Vanessa Feltz is a British media personality, journalist, and radio host. She first gained popularity in the 1990s as a presenter on the daytime talk show Vanessa, and has since appeared on numerous television and radio programs.
Recently she opened up about some troubling experiences she has been facing on the internet.
A career in writing
Vanessa Feltz was born in London, England in 1962. She began her career in journalism after graduating from Trinity College, Cambridge, where she was awarded a degree in English.
She worked as a columnist for several newspapers, including The Jewish Chronicle and The Daily Mirror, before moving into radio and television presenting. Vanessa has presented numerous radio shows for BBC Radio 2, BBC London, and BBC Radio London, among others.
She has also appeared on television shows such as Celebrity Big Brother, The Weakest Link, and Strictly Come Dancing. Vanessa is perhaps best known for hosting her own talk show, The Vanessa Show, which aired on ITV from 1994 to 1998.
In addition to her media work, Vanessa is a prolific writer and has authored several books. Vanessa has also been a vocal advocate for breast cancer awareness, having been diagnosed with the disease in 2018.
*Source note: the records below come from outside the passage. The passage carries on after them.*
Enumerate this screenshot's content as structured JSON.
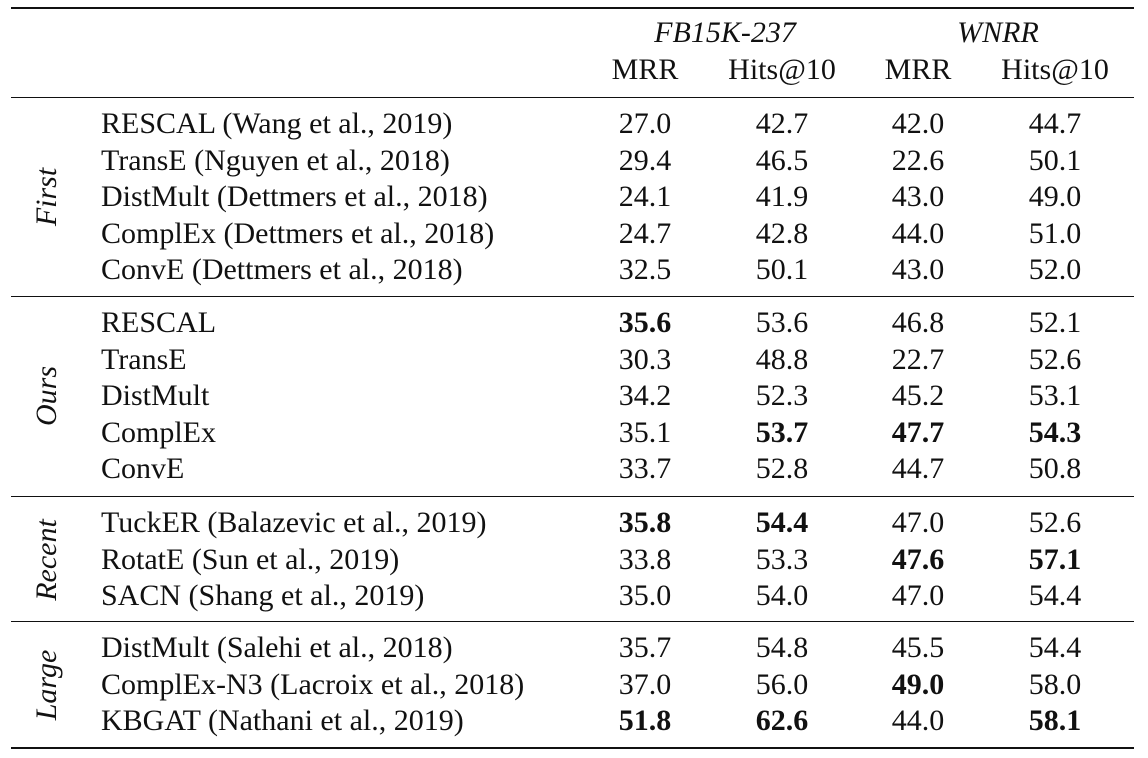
{
  "datasets": [
    "FB15K-237",
    "WNRR"
  ],
  "columns": [
    "MRR",
    "Hits@10",
    "MRR",
    "Hits@10"
  ],
  "groups": [
    {
      "label": "First",
      "rows": [
        {
          "model": "RESCAL (Wang et al., 2019)",
          "values": [
            "27.0",
            "42.7",
            "42.0",
            "44.7"
          ],
          "bold": [
            false,
            false,
            false,
            false
          ]
        },
        {
          "model": "TransE (Nguyen et al., 2018)",
          "values": [
            "29.4",
            "46.5",
            "22.6",
            "50.1"
          ],
          "bold": [
            false,
            false,
            false,
            false
          ]
        },
        {
          "model": "DistMult (Dettmers et al., 2018)",
          "values": [
            "24.1",
            "41.9",
            "43.0",
            "49.0"
          ],
          "bold": [
            false,
            false,
            false,
            false
          ]
        },
        {
          "model": "ComplEx (Dettmers et al., 2018)",
          "values": [
            "24.7",
            "42.8",
            "44.0",
            "51.0"
          ],
          "bold": [
            false,
            false,
            false,
            false
          ]
        },
        {
          "model": "ConvE (Dettmers et al., 2018)",
          "values": [
            "32.5",
            "50.1",
            "43.0",
            "52.0"
          ],
          "bold": [
            false,
            false,
            false,
            false
          ]
        }
      ]
    },
    {
      "label": "Ours",
      "rows": [
        {
          "model": "RESCAL",
          "values": [
            "35.6",
            "53.6",
            "46.8",
            "52.1"
          ],
          "bold": [
            true,
            false,
            false,
            false
          ]
        },
        {
          "model": "TransE",
          "values": [
            "30.3",
            "48.8",
            "22.7",
            "52.6"
          ],
          "bold": [
            false,
            false,
            false,
            false
          ]
        },
        {
          "model": "DistMult",
          "values": [
            "34.2",
            "52.3",
            "45.2",
            "53.1"
          ],
          "bold": [
            false,
            false,
            false,
            false
          ]
        },
        {
          "model": "ComplEx",
          "values": [
            "35.1",
            "53.7",
            "47.7",
            "54.3"
          ],
          "bold": [
            false,
            true,
            true,
            true
          ]
        },
        {
          "model": "ConvE",
          "values": [
            "33.7",
            "52.8",
            "44.7",
            "50.8"
          ],
          "bold": [
            false,
            false,
            false,
            false
          ]
        }
      ]
    },
    {
      "label": "Recent",
      "rows": [
        {
          "model": "TuckER (Balazevic et al., 2019)",
          "values": [
            "35.8",
            "54.4",
            "47.0",
            "52.6"
          ],
          "bold": [
            true,
            true,
            false,
            false
          ]
        },
        {
          "model": "RotatE (Sun et al., 2019)",
          "values": [
            "33.8",
            "53.3",
            "47.6",
            "57.1"
          ],
          "bold": [
            false,
            false,
            true,
            true
          ]
        },
        {
          "model": "SACN (Shang et al., 2019)",
          "values": [
            "35.0",
            "54.0",
            "47.0",
            "54.4"
          ],
          "bold": [
            false,
            false,
            false,
            false
          ]
        }
      ]
    },
    {
      "label": "Large",
      "rows": [
        {
          "model": "DistMult (Salehi et al., 2018)",
          "values": [
            "35.7",
            "54.8",
            "45.5",
            "54.4"
          ],
          "bold": [
            false,
            false,
            false,
            false
          ]
        },
        {
          "model": "ComplEx-N3 (Lacroix et al., 2018)",
          "values": [
            "37.0",
            "56.0",
            "49.0",
            "58.0"
          ],
          "bold": [
            false,
            false,
            true,
            false
          ]
        },
        {
          "model": "KBGAT (Nathani et al., 2019)",
          "values": [
            "51.8",
            "62.6",
            "44.0",
            "58.1"
          ],
          "bold": [
            true,
            true,
            false,
            true
          ]
        }
      ]
    }
  ]
}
In a candid conversation with Amy Hart, Vanessa Feltz opened up about receiving unsolicited X-rated pictures from men, also known as cyberflashing. She shared her experience with the disturbing trend and revealed the impact it had on her.
Vanessa urged for more awareness and legal consequences for those who engage in cyberflashing, emphasizing the need to address this form of online harassment.
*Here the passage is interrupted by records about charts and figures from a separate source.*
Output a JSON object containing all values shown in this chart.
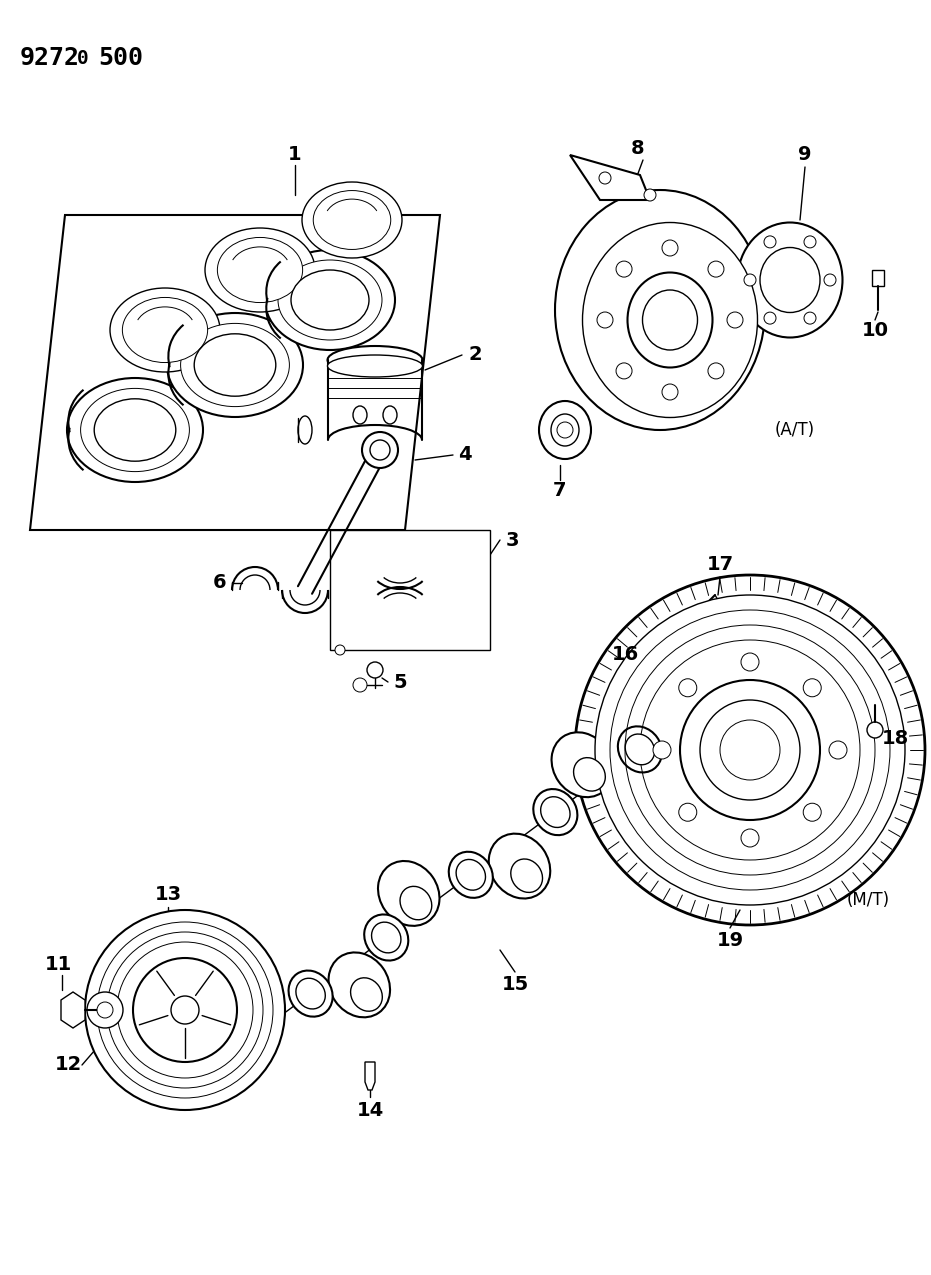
{
  "title_code": "9272 0 500",
  "bg": "#ffffff",
  "lc": "#000000",
  "fig_w": 9.31,
  "fig_h": 12.75,
  "dpi": 100
}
Most of us have experienced that on a pretty regular basis - I know I do, I normally send back a laughing emoji and then I block the person. I wouldn't say I enjoy it, on the other hand it's just one of those hazards.
It's to cause pain and shame and disquiet in a total stranger that's done nothing to you whatsoever, nothing to provoke it and I think the knowledge of that is very often the inspiration behind it.
Amy also said:
It can feel quite violating and also it's taken that choice away from you, it's taken that power away from you and it's a power thing for a lot of them, because they have forcibly made you view that picture. There's a lot of men who put them on their Instagram story and then tag a lot of women they want to see it so we're just scrolling through our Instagram story mentions and it'll appear, and then they have a list of who's seen it and get like a kick out of it.
Reigning in control
The Online Safety Bill is facing criticism as it approaches its final stages, with many concerned about the legislation's approach to cyberflashing. The current version of the bill requires proof of malicious intent before any legal action can be taken. As a result, those who send unsolicited X-rated pictures can claim that it was a joke and escape legal repercussions.
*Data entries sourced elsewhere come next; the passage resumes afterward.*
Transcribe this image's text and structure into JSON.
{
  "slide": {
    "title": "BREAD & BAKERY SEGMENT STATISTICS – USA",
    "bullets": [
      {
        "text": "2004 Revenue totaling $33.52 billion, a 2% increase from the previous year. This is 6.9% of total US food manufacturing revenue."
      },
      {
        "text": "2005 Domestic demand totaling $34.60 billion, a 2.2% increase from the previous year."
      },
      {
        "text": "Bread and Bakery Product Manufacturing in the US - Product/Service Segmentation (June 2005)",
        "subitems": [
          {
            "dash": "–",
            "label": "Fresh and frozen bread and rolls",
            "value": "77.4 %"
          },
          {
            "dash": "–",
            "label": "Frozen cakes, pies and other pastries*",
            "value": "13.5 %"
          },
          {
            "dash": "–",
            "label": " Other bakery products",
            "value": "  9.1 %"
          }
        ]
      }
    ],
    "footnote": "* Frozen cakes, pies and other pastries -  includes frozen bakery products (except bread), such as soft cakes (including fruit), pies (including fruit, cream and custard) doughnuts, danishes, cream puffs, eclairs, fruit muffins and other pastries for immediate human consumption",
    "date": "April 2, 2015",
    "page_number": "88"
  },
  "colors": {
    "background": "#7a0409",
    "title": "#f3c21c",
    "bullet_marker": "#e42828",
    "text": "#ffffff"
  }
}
This is a significant issue, as cyberflashing can cause emotional distress and trauma for the victim, and the current laws are failing to protect them adequately. Amy Hart shared her experience with cyberflashing with Vanessa Feltz, revealing that she did not report it to the police because she lacked the confidence to do so.
This highlights a significant gap in the legal system, allowing this behavior to continue. To address this issue, lawmakers must take a stronger stance on cyberflashing and create legislation that better protects victims and holds perpetrators accountable.